Wachstumsmärkte Powerpacks und 5G
Ein ganz anderes Einsatzgebiet sind Riesenbatterien, sogenannte Powerpacks, für Wind- und Solarparks. So lässt sich zwischenzeitlich überschüssiger Strom speichern und später wieder abgeben, wenn er gebraucht wird. Erneuerbare Energien werden so grundlastfähig. Tesla hat mit Powerpacks in Australien im großen Stil gute Erfahrungen gemacht. Schon länger hat Tesla-Chef Elon Musk das Ziel ausgegeben, künftig rund die Hälfte des Geschäfts mit Powerpacks und Powerwalls, also mit Energiespeichern für kommerzielle Stromanbieter und private Haushalte zu machen.
Eine bislang noch völlig unterschätzte Entwicklung vollzieht sich bei der Umstellung der Mobilfunknetze von der vierten (4G) auf die fünfte (5G) Generation. 5G nutzt deutlich höhere Frequenzen als sein Vorgänger. Die kürzeren Wellen ermöglichen die dramatisch höhere Geschwindigkeit. Allerdings reichen die Signale nicht so weit wie bei 4G. Die Endgeräte können sie nur empfangen (oder auch senden), wenn sie sich näher an den Funkstationen befinden. Von ihnen braucht es also eine deutlich höhere Zahl, um einen flächendeckenden Empfang zu gewährleisten. Der Clou ist, dass diese 5G-Stationen wesentlich mehr Strom benötigen. Die herkömmlichen Blei-Säure-Batterien, die 4G versorgen, reichen nicht aus. Gebraucht werden Lithium-Eisenphosphat-Akkus – und zwar in großen Mengen.

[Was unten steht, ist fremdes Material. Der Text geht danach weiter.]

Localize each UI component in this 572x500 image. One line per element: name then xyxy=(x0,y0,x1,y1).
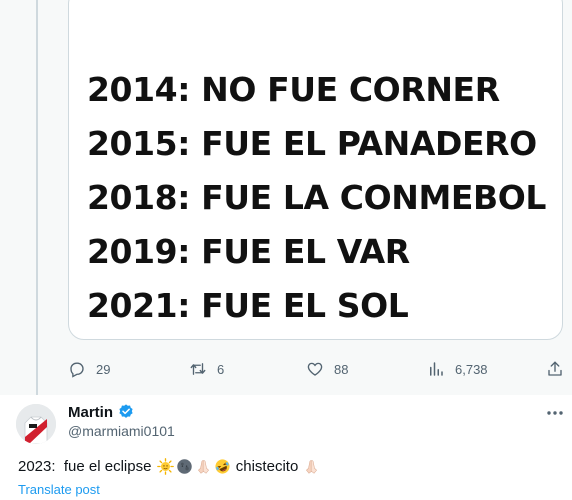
post-action-bar: 29 6 88 6,738 xyxy=(68,354,564,384)
more-options-button[interactable] xyxy=(545,403,565,423)
like-count: 88 xyxy=(334,361,349,377)
meme-line-2019: 2019: FUE EL VAR xyxy=(87,232,410,271)
folded-hands-icon xyxy=(306,460,318,474)
rolling-on-floor-laughing-icon xyxy=(215,459,230,474)
repost-count: 6 xyxy=(217,361,225,377)
reply-post: Martin @marmiami0101 2023: fue el eclips… xyxy=(0,395,572,500)
views-button[interactable]: 6,738 xyxy=(427,354,488,384)
quoted-post-area: 2014: NO FUE CORNER 2015: FUE EL PANADER… xyxy=(0,0,572,395)
more-dots-icon xyxy=(547,411,563,415)
post-image[interactable]: 2014: NO FUE CORNER 2015: FUE EL PANADER… xyxy=(68,0,563,340)
repost-button[interactable]: 6 xyxy=(189,354,224,384)
author-handle[interactable]: @marmiami0101 xyxy=(68,423,175,439)
views-bar-chart-icon xyxy=(430,362,443,376)
folded-hands-icon xyxy=(197,460,209,474)
heart-icon xyxy=(307,362,323,376)
avatar-jersey-image xyxy=(16,404,56,444)
meme-line-2015: 2015: FUE EL PANADERO xyxy=(87,124,537,163)
reply-button[interactable]: 29 xyxy=(68,354,110,384)
share-button[interactable] xyxy=(546,354,564,384)
reply-icon xyxy=(70,362,84,378)
sun-with-face-icon xyxy=(156,458,174,475)
meme-line-2014: 2014: NO FUE CORNER xyxy=(87,70,500,109)
repost-icon xyxy=(190,363,206,375)
avatar[interactable] xyxy=(16,404,56,444)
meme-line-2018: 2018: FUE LA CONMEBOL xyxy=(87,178,547,217)
author-name[interactable]: Martin xyxy=(68,403,135,421)
share-icon xyxy=(548,361,562,376)
meme-text-block: 2014: NO FUE CORNER 2015: FUE EL PANADER… xyxy=(87,63,546,333)
reply-text-middle: chistecito xyxy=(231,458,303,475)
author-name-text[interactable]: Martin xyxy=(68,404,113,421)
reply-text: 2023: fue el eclipse chistecito xyxy=(18,458,321,475)
verified-badge-icon[interactable] xyxy=(117,403,135,421)
like-button[interactable]: 88 xyxy=(306,354,348,384)
meme-line-2021: 2021: FUE EL SOL xyxy=(87,286,409,325)
reply-count: 29 xyxy=(96,361,111,377)
new-moon-face-icon xyxy=(176,459,192,474)
translate-post-link[interactable]: Translate post xyxy=(18,482,100,497)
view-count: 6,738 xyxy=(455,361,488,377)
reply-text-prefix: 2023: fue el eclipse xyxy=(18,458,156,475)
thread-connector-line xyxy=(36,0,38,395)
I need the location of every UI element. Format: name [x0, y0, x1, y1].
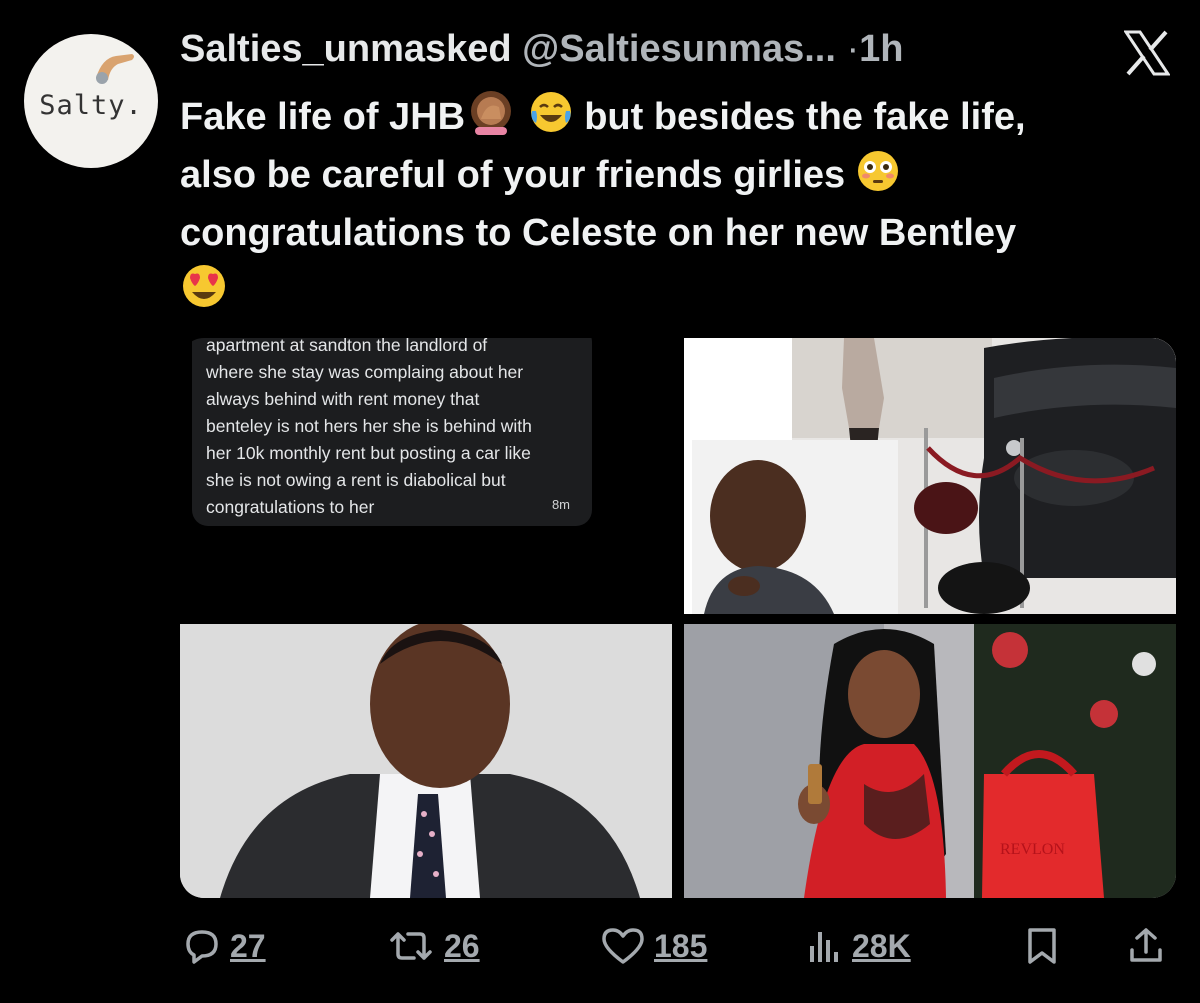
heart-eyes-emoji-icon	[183, 265, 225, 307]
comment-line: where she stay was complaing about her	[206, 362, 524, 382]
comment-time: 8m	[551, 497, 570, 512]
comment-line: she is not owing a rent is diabolical bu…	[206, 470, 506, 490]
reply-count: 27	[230, 927, 266, 964]
comment-line: always behind with rent money that	[206, 389, 480, 409]
car-collage-illustration	[684, 338, 1176, 614]
avatar[interactable]: Salty.	[24, 34, 158, 168]
timestamp[interactable]: 1h	[859, 28, 903, 70]
man-in-suit-photo[interactable]	[180, 624, 672, 898]
x-logo-icon[interactable]	[1124, 30, 1170, 76]
heart-icon	[602, 928, 644, 964]
facepalm-emoji-icon	[471, 91, 512, 135]
avatar-text: Salty.	[39, 90, 143, 121]
views-button[interactable]: 28K	[804, 926, 911, 966]
hand-icon	[96, 54, 134, 84]
text-line-4: congratulations to Celeste on her new Be…	[180, 212, 1017, 254]
repost-button[interactable]: 26	[386, 926, 480, 966]
comment-line: congratulations to her	[206, 497, 375, 517]
user-handle[interactable]: @Saltiesunmas...	[522, 28, 836, 70]
like-button[interactable]: 185	[600, 926, 707, 966]
share-button[interactable]	[1126, 926, 1166, 966]
comment-line: her 10k monthly rent but posting a car l…	[206, 443, 531, 463]
text-line-2: but besides the fake life,	[584, 96, 1026, 138]
views-chart-icon	[810, 932, 838, 962]
tweet-header: Salties_unmasked @Saltiesunmas... ·1h	[180, 28, 1160, 88]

Unter dem Strich wird kurzfristig die Nachfrage nach Lithium-Ionen-Akkus in der Automobilindustrie mengenmäßig wohl am stärksten zunehmen. Dazu kommen aber mittelfristig andere Bereiche, wie die aufgeführten Beispiele, die ebenfalls große Mengen an Batterien benötigen und die Nachfrage nach den Energierohstoffen zusätzlich antreiben. Denn Strom muss fast überall gespeichert werden.